US Treasury Secretary Jack Lew addresses a news conference at the G7 finance ministers and central bankers meeting in Dresden, Germany, yesterday. Lew repeated warnings not to minimise the global stability risk of Greece sliding out of the eurozone, even if most of its debt is no longer held by commercial banks.

Reuters/Dresden, Germany

The US warned yesterday of a possible accident for the world economy if Greece and its creditors miss their June deadlines to avert a debt default.
Germany said there was no sign of a breakthrough.
With Athens struggling to make repayments due next month, the debt stand-off between Greece and its European Union partners overshadowed a meeting of policymakers from the Group of Seven rich nations otherwise held to focus on ways to get the global economy growing strongly again.
US Treasury Secretary Jack Lew repeated warnings not to minimise the global stability risk of Greece sliding out of the eurozone, even if most of its debt is no longer held by commercial banks.
“There is great uncertainty in there at a time when the world needs greater stability and certainty,” Lew told reporters after the G7 meetings.
Greece, which has been stuck in a deep debt crisis for the past five years, is due to pay back €300mn ($329.61mn) to the International Monetary Fund next Friday, although the IMF has said that deadline could be pushed back until later in June.
On June 30, Greece’s bailout expires, meaning it would be unable to call on cash currently available to it.
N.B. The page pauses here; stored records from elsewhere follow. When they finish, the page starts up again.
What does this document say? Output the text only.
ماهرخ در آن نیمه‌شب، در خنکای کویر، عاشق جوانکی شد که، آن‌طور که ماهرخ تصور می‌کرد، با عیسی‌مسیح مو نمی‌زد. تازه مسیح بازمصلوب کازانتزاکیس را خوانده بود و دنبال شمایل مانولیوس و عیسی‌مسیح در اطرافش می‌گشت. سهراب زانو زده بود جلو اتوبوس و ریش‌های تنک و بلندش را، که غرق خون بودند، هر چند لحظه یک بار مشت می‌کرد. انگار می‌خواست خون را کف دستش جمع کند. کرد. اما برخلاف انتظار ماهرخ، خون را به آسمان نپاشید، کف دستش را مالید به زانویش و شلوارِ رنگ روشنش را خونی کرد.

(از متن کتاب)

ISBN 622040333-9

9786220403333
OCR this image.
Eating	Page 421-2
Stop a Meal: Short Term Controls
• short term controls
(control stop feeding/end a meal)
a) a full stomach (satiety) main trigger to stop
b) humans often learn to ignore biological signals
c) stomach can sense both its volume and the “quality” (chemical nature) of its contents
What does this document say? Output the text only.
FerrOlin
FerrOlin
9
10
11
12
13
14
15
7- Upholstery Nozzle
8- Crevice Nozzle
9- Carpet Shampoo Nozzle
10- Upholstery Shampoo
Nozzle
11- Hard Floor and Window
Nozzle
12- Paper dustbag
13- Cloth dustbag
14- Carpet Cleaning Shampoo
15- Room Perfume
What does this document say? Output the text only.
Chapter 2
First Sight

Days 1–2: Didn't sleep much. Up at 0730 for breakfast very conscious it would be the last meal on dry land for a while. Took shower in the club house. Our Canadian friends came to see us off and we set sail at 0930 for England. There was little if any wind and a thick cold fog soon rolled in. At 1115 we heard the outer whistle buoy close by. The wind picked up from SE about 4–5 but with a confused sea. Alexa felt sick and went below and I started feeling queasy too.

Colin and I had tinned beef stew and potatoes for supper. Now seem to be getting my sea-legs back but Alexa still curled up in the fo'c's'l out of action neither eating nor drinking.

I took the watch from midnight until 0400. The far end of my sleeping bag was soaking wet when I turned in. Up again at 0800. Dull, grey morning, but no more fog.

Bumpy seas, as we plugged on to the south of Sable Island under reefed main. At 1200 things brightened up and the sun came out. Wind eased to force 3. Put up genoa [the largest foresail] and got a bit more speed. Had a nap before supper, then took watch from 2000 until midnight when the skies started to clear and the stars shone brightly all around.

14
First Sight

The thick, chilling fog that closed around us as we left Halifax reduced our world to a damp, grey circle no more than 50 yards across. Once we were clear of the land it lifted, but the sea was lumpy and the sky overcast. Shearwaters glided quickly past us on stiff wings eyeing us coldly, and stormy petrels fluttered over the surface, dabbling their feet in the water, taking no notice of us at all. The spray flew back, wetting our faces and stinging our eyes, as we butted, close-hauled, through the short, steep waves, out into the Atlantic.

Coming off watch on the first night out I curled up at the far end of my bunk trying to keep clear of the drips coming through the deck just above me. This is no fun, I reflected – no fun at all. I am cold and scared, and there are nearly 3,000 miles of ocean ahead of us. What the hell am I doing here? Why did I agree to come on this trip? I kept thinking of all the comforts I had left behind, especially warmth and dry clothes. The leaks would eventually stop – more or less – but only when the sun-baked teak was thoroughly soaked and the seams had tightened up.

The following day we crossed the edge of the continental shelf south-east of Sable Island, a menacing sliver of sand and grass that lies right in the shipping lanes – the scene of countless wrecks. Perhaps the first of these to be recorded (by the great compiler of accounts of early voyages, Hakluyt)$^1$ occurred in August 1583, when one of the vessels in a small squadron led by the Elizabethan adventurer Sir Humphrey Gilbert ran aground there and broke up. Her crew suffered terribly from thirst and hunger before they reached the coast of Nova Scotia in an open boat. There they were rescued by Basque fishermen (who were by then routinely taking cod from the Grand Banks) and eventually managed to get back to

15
Lew said time was precious. “If you look from January until now, too much time has been spent unproductively,” he said.
He called for agreement quickly on the broad terms of a deal to avoid the risk of stumbling on difficult details at the last moment: “I think waiting until the day or two before whatever the deadline is, is just a way of courting an accident.”
Greek officials earlier this week said they were close to an outline agreement. That claim was quickly quashed by top officials from eurozone countries and the IMF.
German Finance Minister Wolfgang Schaueble said yesterday there was no indication of a breakthrough. “The positive news from Athens is not fully reflected in the talks,” he said.
France struck a more optimistic note, however, saying officials were not considering the possibility of Greece leaving the eurozone.
“There is no Grexit scenario,” Finance Minister Michel Sapin told reporters.
Trying to show that Greece had not dominated their meetings, G7 officials said they had discussed ways to finally put behind them the financial crisis of 2007-09.
Canada and Germany renewed their calls for countries to focus on bringing down their budget deficits as the best way to get their economies growing again.
But in a reminder of the long-standing divisions among policymakers over the merits of austerity or public spending, the US said major economies should consider using fiscal policies to support growth and avoid deflation.
The G7 said China was progressing towards having its renmimbi currency included in a basket of currencies used by the IMF. That would be a recognition of Beijing’s clout in the global economy. But Germany said China was unlikely be given the green light this year.
The finance ministers and central bank chiefs of the world’s wealthiest nations are pushing for a “code of conduct” for banking professionals, the head of the German central bank, Jens Weidmann, said yesterday.
The Bundesbank chief said the Group of Seven nations were “encouraging” the Financial Stability Board to “start work on such a code.”
The FSB is an international body that monitors and makes recommendations about the global financial system.
It is based in the Swiss city of Basel and headed by Bank of England governor Mark Carney.
The banking sector has come under fire worldwide in the wake of a wave of different scandals such as the rigging of interest rates and foreign currency markets.
Speaking at a news conference following a meeting of G7 finance ministers and central bank governors, Weidmann said the code would have it limits and would remain a voluntary one.
“It’s clear that regulation and supervision have their limits. But at the end of the day it’s about personal integrity,” Weidmann said.